実際、この整理は現場感覚としても、多くの場合に当てはまります。
……とはいえ、ここで多くの人が一度は、こう思うはずです。
「製作」と「作製って、文字を入れ替えただけで、ほぼ同じじゃないの?」
この疑問は、決して的外れではありません。
実際、国語辞典ではこの2つを**ほぼ同じ意味の言葉(同義語)**として扱っているものも多く、厳密な使い分けルールが定められているわけではありません。
つまり、辞書的には、
「製作」=「作製」=物をつくること
と考えても、大きな間違いではないのです。
では、なぜ私たちは、日常の中で「製作」と「作製」を使い分けているように感じるのでしょうか。

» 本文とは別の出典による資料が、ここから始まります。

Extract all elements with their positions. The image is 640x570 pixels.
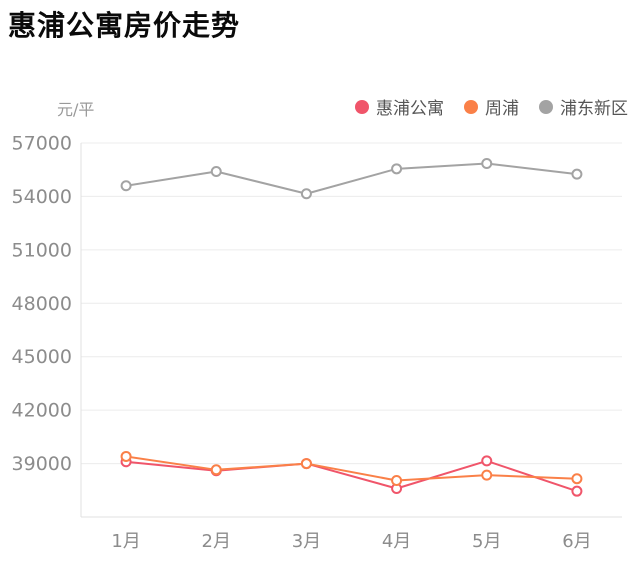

その理由は、意味の違いというよりも、**長年の使用の中で形づくられた“使われ方の傾向”や“慣習”**にあります。
たとえば、「機械製作」「映画製作」「装置製作」などのように、名詞として使われる場合には、「製作」が定着している例が多く見られます。
一方で、
・試作品を作製する
・実験装置を作製する
・部品を作製する
といったように、動詞として使う場合には、「作製する」も現在まで広く用いられています。
さらに、実際の用例を見ていくと、「作製」は、
・一点もの
・試作
・研究用途
・手作業に近い作業
と結びつきやすい傾向があり、「製作」は、
・設備
・製品
・量産
・産業用途
と結びつきやすい傾向があります。
そのため、現場では自然に、
作製=比較的小規模・試作寄り
製作=工業的・製品寄り
という、ゆるやかな使い分けが生まれてきました。
ただし、これはあくまで「傾向」にすぎません。
「ここから先は必ず製作」「ここからは必ず作製」と決まっているわけではなく、実際には両者が混ざって使われる場面も多くあります。
現在の日本語では、この2つは、
意味はほぼ同じで、
使い分けは慣習や文脈に委ねられている
という形で共存している言葉なのです。
だからこそ、「製作」と「作製」で迷ったときは、細かい規則を探すよりも、「この場面ではどちらが自然か」という感覚を大切にするほうが、実用的だと言えるでしょう。
6章|なぜ4つに分かれたのか?|近代化と言葉の分業
もともと日本語では、「作る」だけで十分でした。
しかし、明治以降、日本は急速に近代化します。
・工業化
・西洋技術の導入
・芸術文化の発展
・事務制度の整備
これにより、
事務
製造
芸術
産業
がはっきり分かれました。
それぞれの分野に合わせて、「つくる」も細分化されたのです。
つまり、
仕事の分業 → 言葉の分業
が起きた結果だと言えます。
7章|迷ったときの判断法|3秒で決まる使い分け
迷ったら、次の順で考えてください。
① 書類・データ? → 作成
② 手作りのモノ? → 作製
③ 表現・作品? → 制作
④ 製品・機械? → 製作
これだけで9割解決します。
8章|よくある間違い例
実際によくあるミスも見ておきましょう。
❌ 動画を作成する
→ ✅ 動画を制作する(表現物なので「制作」が自然)
❌ 機械を制作する
→ ✅ 機械を製作する(工業製品なので「製作」)
❌ 書類を制作する
→ ✅ 書類を作成する(事務文書なので「作成」)
❌ レポートを製作する
→ ✅ レポートを作成する/書く(文章なので「作成」)
このように、「何をつくっているのか」を意識すれば、自然な言葉はすぐに判断できます。
9章|文化としての「つくる」の細かさ
日本語は、「行為の違い」を細かく分ける言語です。
・焼く/煮る/炒める
・見る/観る/視る
・聞く/聴く
などもそうです。
「作成・作製・制作・製作」も同じで、
仕事の中身を言葉で正確に表す文化
が背景にあります。
これは、日本の職人文化や分業社会とも深く関係しています。
まとめ|4つの「つくる」は役割が違うだけ
最後に整理します。
・作成=情報をまとめる
・作製=実物を作る(試作・少量寄り)
・制作=表現を生み出す
・製作=製品を作る
すべて「つくる」ですが、
対象と目的が違うだけです。
これを理解しておけば、もう迷いません。